You know the saying, “Location, Location, Location”. Well, its true, location is one of the biggest factors when it comes to grading real estate assets. If we are looking at the same Class A asset in a primary market as we did in a secondary market, chances are the downtown location will demand a higher premium, therefore will be of greater value.

Age:

Age is an important factor, but not as important as its Location, and Condition. Here’s why; There is a limited amount of buildable land available in primary markets. So if you have a ‘historic’ building that’s over 100 years old but sits on the best corner in town, depending on its condition, it could be one of the most valuable assets nearby, because of its location! On the other hand, if the property is in a secondary or tertiary market, the historic building could appear as a C Class property.

Condition:

One of the most important factors in determining the asset class, is the properties current condition. How much deferred maintenance is there to be done? (Ie. How are the roofs? How is the exterior condition? Is there paint peeling?) All of these questions will enable you to determine the property’s condition. 

Comparing Asset Classes:

There are advantages and disadvantages to each asset type. With the right strategy and business plan, each can have great success. 
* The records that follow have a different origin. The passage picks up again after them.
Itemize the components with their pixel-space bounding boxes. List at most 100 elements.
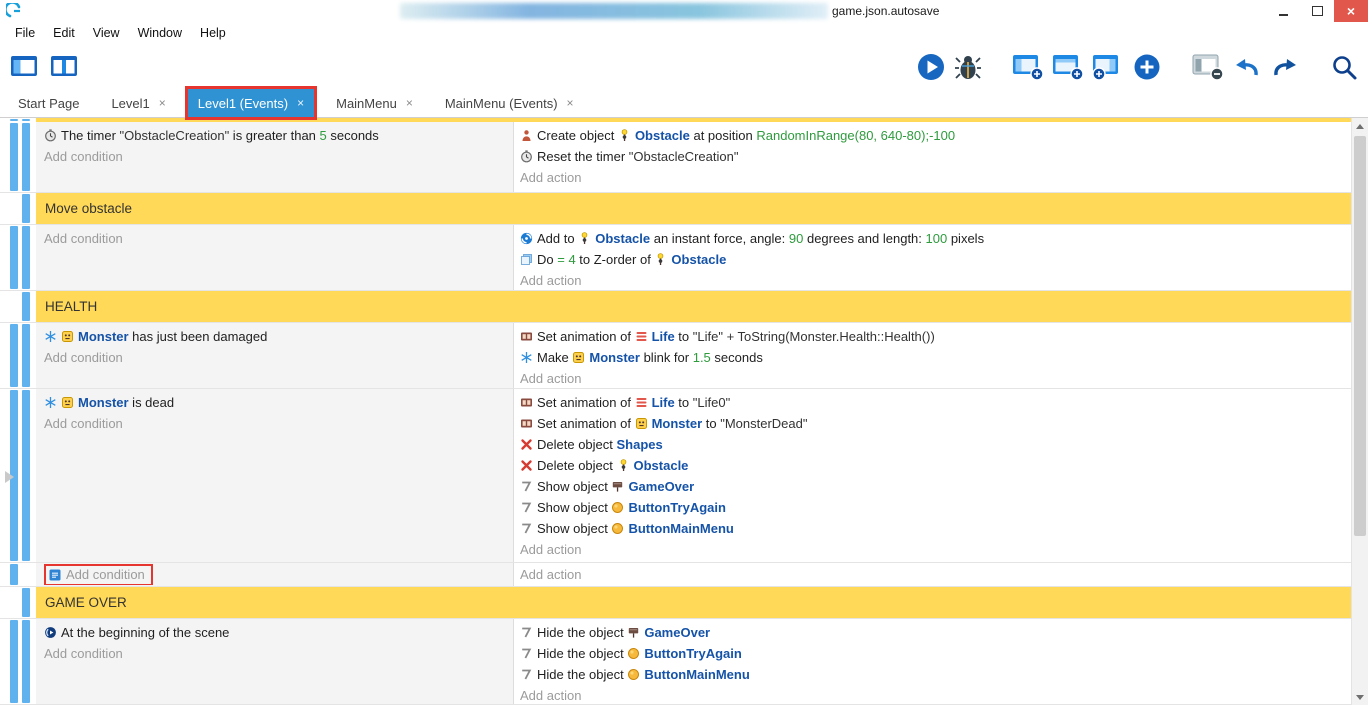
tab-start-page[interactable]: Start Page [8,89,89,117]
drag-handle[interactable] [10,226,18,289]
panel-minus-icon[interactable] [1192,53,1224,81]
scroll-up-button[interactable] [1352,118,1368,134]
life-icon [635,328,648,341]
conditions-cell[interactable]: At the beginning of the sceneAdd conditi… [36,619,514,704]
redo-arrow-icon[interactable] [1270,53,1300,81]
action-line[interactable]: Reset the timer "ObstacleCreation" [520,146,1346,167]
drag-handle[interactable] [22,620,30,703]
life-icon [635,394,648,407]
magnifier-icon[interactable] [1330,53,1358,81]
action-line[interactable]: Make Monster blink for 1.5 seconds [520,347,1346,368]
tab-mainmenu[interactable]: MainMenu× [326,89,423,117]
actions-cell[interactable]: Hide the object GameOverHide the object … [514,619,1352,704]
action-line[interactable]: Do = 4 to Z-order of Obstacle [520,249,1346,270]
drag-handle[interactable] [22,588,30,617]
tab-mainmenu-events[interactable]: MainMenu (Events)× [435,89,584,117]
panel-plus-icon-1[interactable] [1012,53,1044,81]
drag-handle[interactable] [10,620,18,703]
action-line[interactable]: Set animation of Life to "Life0" [520,392,1346,413]
drag-handle[interactable] [22,324,30,387]
drag-handle[interactable] [22,119,30,121]
actions-cell[interactable]: Create object Obstacle at position Rando… [514,122,1352,192]
object-name: ButtonTryAgain [644,646,742,661]
condition-line[interactable]: The timer "ObstacleCreation" is greater … [44,125,505,146]
actions-cell[interactable]: Set animation of Life to "Life" + ToStri… [514,323,1352,388]
action-line[interactable]: Hide the object ButtonMainMenu [520,664,1346,685]
group-header-health[interactable]: HEALTH [36,291,1352,322]
menu-file[interactable]: File [6,26,44,40]
menu-view[interactable]: View [84,26,129,40]
action-line[interactable]: Hide the object GameOver [520,622,1346,643]
actions-cell[interactable]: Set animation of Life to "Life0"Set anim… [514,389,1352,562]
add-action-placeholder[interactable]: Add action [520,685,1346,704]
panel-plus-icon-2[interactable] [1052,53,1084,81]
action-line[interactable]: Create object Obstacle at position Rando… [520,125,1346,146]
drag-handle[interactable] [10,119,18,121]
action-line[interactable]: Delete object Shapes [520,434,1346,455]
condition-line[interactable]: Monster has just been damaged [44,326,505,347]
scroll-down-button[interactable] [1352,689,1368,705]
actions-cell[interactable]: Add action [514,563,1352,586]
menu-edit[interactable]: Edit [44,26,84,40]
minimize-button[interactable] [1266,0,1300,22]
undo-arrow-icon[interactable] [1232,53,1262,81]
add-action-placeholder[interactable]: Add action [520,564,1346,585]
parameter-value: 100 [926,231,948,246]
group-header-game-over[interactable]: GAME OVER [36,587,1352,618]
menu-help[interactable]: Help [191,26,235,40]
maximize-button[interactable] [1300,0,1334,22]
conditions-cell[interactable]: Monster is deadAdd condition [36,389,514,562]
tab-level1[interactable]: Level1× [101,89,175,117]
group-header-move-obstacle[interactable]: Move obstacle [36,193,1352,224]
drag-handle[interactable] [22,123,30,191]
close-button[interactable]: × [1334,0,1368,22]
vertical-scrollbar[interactable] [1351,118,1368,705]
action-line[interactable]: Hide the object ButtonTryAgain [520,643,1346,664]
drag-handle[interactable] [22,226,30,289]
add-action-placeholder[interactable]: Add action [520,539,1346,560]
tab-close-icon[interactable]: × [406,96,413,110]
action-line[interactable]: Add to Obstacle an instant force, angle:… [520,228,1346,249]
bug-icon[interactable] [954,52,982,82]
add-condition-placeholder[interactable]: Add condition [44,146,505,167]
blue-panel-icon-2[interactable] [50,55,78,79]
add-condition-placeholder[interactable]: Add condition [66,567,145,582]
add-condition-placeholder[interactable]: Add condition [44,347,505,368]
condition-line[interactable]: Add condition [44,564,505,585]
action-line[interactable]: Show object ButtonMainMenu [520,518,1346,539]
tab-level1-events[interactable]: Level1 (Events)× [188,89,314,117]
tab-close-icon[interactable]: × [567,96,574,110]
circle-plus-icon[interactable] [1132,52,1162,82]
actions-cell[interactable]: Add to Obstacle an instant force, angle:… [514,225,1352,290]
conditions-cell[interactable]: Add condition [36,563,514,586]
action-line[interactable]: Show object GameOver [520,476,1346,497]
condition-line[interactable]: At the beginning of the scene [44,622,505,643]
add-condition-placeholder[interactable]: Add condition [44,228,505,249]
action-line[interactable]: Delete object Obstacle [520,455,1346,476]
drag-handle[interactable] [22,292,30,321]
menu-window[interactable]: Window [129,26,191,40]
conditions-cell[interactable]: Add condition [36,225,514,290]
conditions-cell[interactable]: The timer "ObstacleCreation" is greater … [36,122,514,192]
play-icon[interactable] [916,52,946,82]
panel-plus-icon-3[interactable] [1092,53,1124,81]
tab-close-icon[interactable]: × [297,96,304,110]
drag-handle[interactable] [10,324,18,387]
add-action-placeholder[interactable]: Add action [520,368,1346,388]
blue-panel-icon-1[interactable] [10,55,38,79]
drag-handle[interactable] [22,194,30,223]
drag-handle[interactable] [10,123,18,191]
tab-close-icon[interactable]: × [159,96,166,110]
action-line[interactable]: Show object ButtonTryAgain [520,497,1346,518]
drag-handle[interactable] [10,564,18,585]
conditions-cell[interactable]: Monster has just been damagedAdd conditi… [36,323,514,388]
drag-handle[interactable] [22,390,30,561]
add-action-placeholder[interactable]: Add action [520,270,1346,290]
add-action-placeholder[interactable]: Add action [520,167,1346,188]
action-line[interactable]: Set animation of Life to "Life" + ToStri… [520,326,1346,347]
add-condition-placeholder[interactable]: Add condition [44,643,505,664]
condition-line[interactable]: Monster is dead [44,392,505,413]
scrollbar-thumb[interactable] [1354,136,1366,536]
action-line[interactable]: Set animation of Monster to "MonsterDead… [520,413,1346,434]
add-condition-placeholder[interactable]: Add condition [44,413,505,434]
A Class properties are the most desirable properties since they are usually in the best markets, have no deferred maintenance, and will be most desired by a future investor. These property types typically have more creditworthy tenants which means less evictions or lower delinquency rates. The potential disadvantage of Class A Assets is that when they become a few years old, and newer construction happens nearby, these tenants could consider moving into the newer property as they can most likely afford it.

B Class Properties, compared to A Class Properties, are still nice buildings in great neighborhoods but may have older finishes like; black/white appliances, light wood styled cabinets, etc. Because of these older finishes, these B Class properties offer an opportunity to update some finishes to potentially compete with Class A properties.

C Class Properties, compared to B Class Properties, might be located in lower income neighborhoods, and will likely have quite a bit of deferred maintenance. C class properties demand tenants with lower income and although they can produce high cash on cash return, they tend to have less stable cash flows than higher graded assets.

D Class Properties, compared to C Class properties, are usually found in the worst neighborhoods with higher crime rates, and with the immediate population in poverty level. These assets sometimes allow Section 8 tenants (Government Rental Assistance), and can be very run down and in extremely poor conditions. These assets can be extremely ‘cheap’ compared to other properties, and can usually be purchased for far less than replacement cost. 

Conclusion:

There is no better or worse investment type. With the right strategy, and business plan, investors can find success within each asset type. The overall ideal asset depends really on the investors goals. At Dovetail, we are primarily focused on Class B assets as they demand quality tenants and have little or no deferred maintenance. Class B Assets will also be a favorable property type years down the road as the property will eventually need to be updated and would present a “value-add” opportunity.